I combined about 6 million rows x 50 columns of dimensional data from daily files. I dropped the duplicates and now I have about 200,000 rows of unique data which would track any change that happens to one of the dimensions.
Unfortunately, some of the raw data is messed up and has null values. How do I efficiently fill in the null data with the previous values?
id start_date end_date is_current location dimensions...
xyz987 2016-03-11 2016-04-02 Expired CA lots_of_stuff
xyz987 2016-04-03 2016-04-21 Expired NaN lots_of_stuff
xyz987 2016-04-22 NaN Current CA lots_of_stuff
That's the basic shape of the data. The issue is that some dimensions are blank when they shouldn't be (this is an error in the raw data). An example is that for previous rows, the location is filled out for the row but it is blank in the next row. I know that the location has not changed but it is capturing it as a unique row because it is blank.
I assume that I need to do a groupby using the ID field. Is this the correct syntax? Do I need to list all of the columns in the dataframe?
cols = [list of all of the columns in the dataframe]
wfm.groupby(['id'])[cols].fillna(method='ffill', inplace=True)
There are about 75,000 unique IDs within the 200,000 row dataframe. I tried doing a
df.fillna(method='ffill', inplace=True)
but I need to do it based on the IDs and I want to make sure that I am being as efficient as possible (it took my computer a long time to read and consolidate all of these files into memory).

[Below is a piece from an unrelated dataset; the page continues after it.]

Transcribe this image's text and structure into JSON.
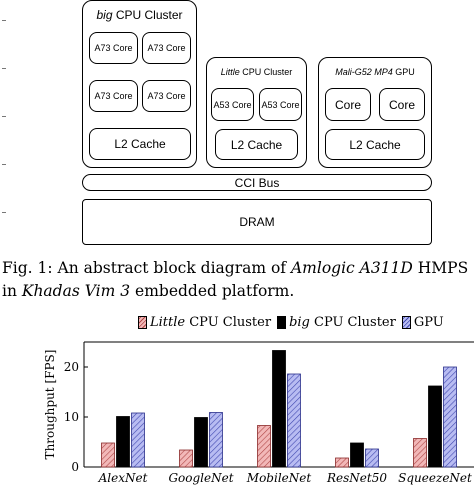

It is likely efficient to execute the fillna directly on the groupby object:
df = df.groupby(['id']).fillna(method='ffill')
Method referenced
here
in documentation.
How about forward filling each group?
df = df.groupby(['id'], as_index=False).apply(lambda group: group.ffill())
github/jreback: this is a dupe of #7895. .ffill is not implemented in cython on a groupby operation (though it certainly could be), and instead calls python space on each group.
here's an easy way to do this.
url:https://github.com/pandas-dev/pandas/issues/11296
according to jreback's answer, when you do a groupby ffill() is not optimized, but cumsum() is. try this:
df = df.sort_values('id')
df.ffill() * (1 - df.isnull().astype(int)).groupby('id').cumsum().applymap(lambda x: None if x == 0 else 1)